Dentre tantas crianças que pôde conhecer e orientar, Messias relata emocionado a história de um deles em especial. “Teve um aluno que chegou com 13 anos, seus pais vendiam cachorro quente aqui na Avenida Ibirapuera, era aproximadamente em 1978, e tinha muitas casas noturnas, e o pai deixava a mulher sozinha vendendo e ia para as boates, e o menino um dia chegou aqui revoltado e falou para mim “eu quero lutar”, eu senti na hora a raiva que ele sentia, mas como ele não estudava, falei para ele que só o ajudaria se ele voltasse a estudar. Conversei com a mãe dele, aqui na época tinha alojamento, e ele passou a ficar aqui com a autorização da mãe, estudava aqui perto, e aquilo para mim foi uma vitória que até hoje ele é como se fosse um filho, hoje ele está com trinta e poucos anos mas não deixo de considerá-lo como parte da minha família. Vi a mãe dele falecer de câncer, passei a cuidar dele, que estava escalado para competir fora do país, mas como vi que o esporte não o ajudaria a crescer na vida, aconselhei a arranjar um emprego. Hoje ele é professor de uma das melhores academias de São Paulo. Para mim foi uma grande vitória poder direcionar meninos a terem uma vida melhor no caminho certo.”

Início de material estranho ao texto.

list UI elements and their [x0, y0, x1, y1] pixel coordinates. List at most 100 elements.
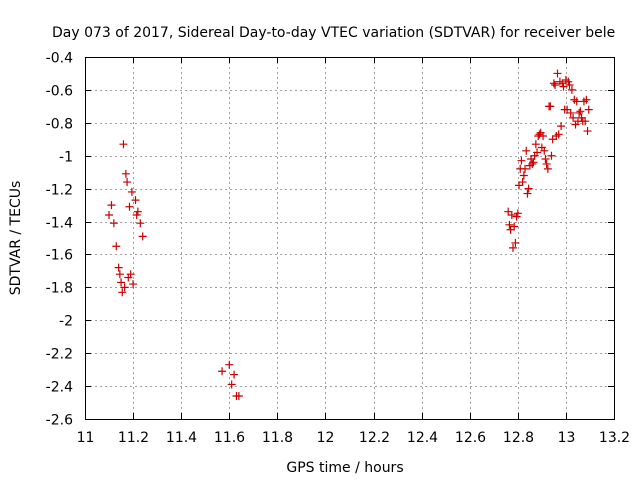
data-point [523, 189, 532, 198]
data-point [510, 222, 519, 231]
chart-title: Day 073 of 2017, Sidereal Day-to-day VTE… [52, 25, 615, 41]
data-point [528, 159, 537, 168]
data-point [515, 181, 524, 190]
data-point [513, 209, 522, 218]
data-point [121, 169, 130, 178]
data-point [115, 270, 124, 279]
data-point [504, 207, 513, 216]
data-point [225, 360, 234, 369]
plot-frame [85, 57, 615, 420]
data-point [583, 127, 592, 136]
x-tick-label: 11.2 [118, 430, 149, 446]
data-point [569, 113, 578, 122]
data-point [554, 130, 563, 139]
data-point [521, 164, 530, 173]
data-point [509, 243, 518, 252]
data-point [553, 69, 562, 78]
x-tick-label: 11.6 [214, 430, 245, 446]
data-point [512, 212, 521, 221]
data-point [559, 82, 568, 91]
data-point [564, 77, 573, 86]
y-tick-label: -2 [59, 314, 73, 330]
y-tick-label: -0.8 [46, 117, 73, 133]
axis-ticks [85, 57, 615, 420]
data-point [566, 108, 575, 117]
data-point [136, 219, 145, 228]
y-tick-label: -1.8 [46, 281, 73, 297]
data-point [511, 238, 520, 247]
y-tick-label: -2.6 [46, 413, 73, 429]
data-point [131, 196, 140, 205]
data-point [120, 283, 129, 292]
data-point [567, 85, 576, 94]
x-tick-labels: 11 11.2 11.4 11.6 11.8 12 12.2 12.4 12.6 12.8 13 13… [77, 430, 631, 446]
data-point [234, 391, 243, 400]
data-point [117, 278, 126, 287]
data-point [107, 201, 116, 210]
data-point [535, 130, 544, 139]
data-point [518, 178, 527, 187]
data-point [105, 210, 114, 219]
data-point [548, 135, 557, 144]
data-point [114, 263, 123, 272]
x-tick-label: 11.8 [262, 430, 293, 446]
data-point [543, 164, 552, 173]
x-tick-label: 13.2 [599, 430, 630, 446]
data-point [539, 131, 548, 140]
data-point [123, 178, 132, 187]
x-tick-label: 12.8 [503, 430, 534, 446]
y-tick-label: -2.4 [46, 380, 73, 396]
data-point [138, 232, 147, 241]
data-point [576, 107, 585, 116]
data-points [105, 69, 593, 400]
x-tick-label: 12.4 [407, 430, 438, 446]
data-point [572, 97, 581, 106]
x-tick-label: 13 [558, 430, 576, 446]
data-point [218, 367, 227, 376]
x-tick-label: 12.2 [359, 430, 390, 446]
data-point [505, 220, 514, 229]
y-tick-label: -1.4 [46, 216, 73, 232]
y-tick-label: -2.2 [46, 347, 73, 363]
data-point [506, 225, 515, 234]
data-point [133, 207, 142, 216]
x-axis-label: GPS time / hours [286, 460, 403, 476]
data-point [230, 370, 239, 379]
data-point [519, 171, 528, 180]
data-point [584, 105, 593, 114]
data-point [109, 219, 118, 228]
data-point [551, 80, 560, 89]
data-point [522, 146, 531, 155]
y-tick-label: -1.6 [46, 248, 73, 264]
data-point [542, 159, 551, 168]
data-point [547, 151, 556, 160]
y-axis-label: SDTVAR / TECUs [8, 181, 24, 296]
data-point [127, 187, 136, 196]
x-tick-label: 12.6 [455, 430, 486, 446]
data-point [517, 156, 526, 165]
data-point [563, 105, 572, 114]
y-tick-label: -0.4 [46, 51, 73, 67]
data-point [132, 210, 141, 219]
data-point [557, 122, 566, 131]
data-point [577, 113, 586, 122]
data-point [129, 280, 138, 289]
y-tick-label: -1.2 [46, 183, 73, 199]
y-tick-label: -0.6 [46, 84, 73, 100]
x-tick-label: 11.4 [166, 430, 197, 446]
y-tick-label: -1 [59, 150, 73, 166]
data-point [227, 380, 236, 389]
y-tick-labels: -0.4 -0.6 -0.8 -1 -1.2 -1.4 -1.6 -1.8 -2 -2.2 -2.4… [46, 51, 73, 429]
data-point [558, 79, 567, 88]
x-tick-label: 12 [317, 430, 335, 446]
data-point [565, 80, 574, 89]
data-point [575, 108, 584, 117]
data-point [118, 288, 127, 297]
data-point [126, 270, 135, 279]
data-point [549, 79, 558, 88]
data-point [546, 102, 555, 111]
data-point [112, 242, 121, 251]
x-tick-label: 11 [77, 430, 95, 446]
data-point [533, 148, 542, 157]
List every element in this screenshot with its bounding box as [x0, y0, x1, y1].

O técnico não se arrepende em ter vindo para São Paulo buscar outras perspectivas e melhores condições de vida. “Tenho uma grande gratidão por essa cidade que me acolheu, vejo sempre grandes perspectivas de pessoas conseguirem espaço aqui, São Paulo para mim é uma cidade das oportunidades. Consegui terminar a faculdade com muito esforço, aprendi muito com o boxe que sempre foi minha paixão. Sempre falo para os alunos o quanto é importante eles terem o estudo e a profissão deles, e que de maneira alguma devem perder as oportunidades que a vida oferece, sempre indo atrás de seus sonhos e buscando conquistar seu espaço. Entre todos os países que viajei, sempre busquei conhecimento, e só me fortaleceu diante do dia a dia.”

Já treinou capoeira, judô e atletismo, mas foi no boxe que Messias encontrou sua eterna paixão pelo esporte. “Tentei vários outros esportes, mas foi no boxe que me realizei. Não é só luta e agressão, é um esporte, tem regra, tem regulamento, diferentemente da luta. A violência não está no esporte, mas nas pessoas.”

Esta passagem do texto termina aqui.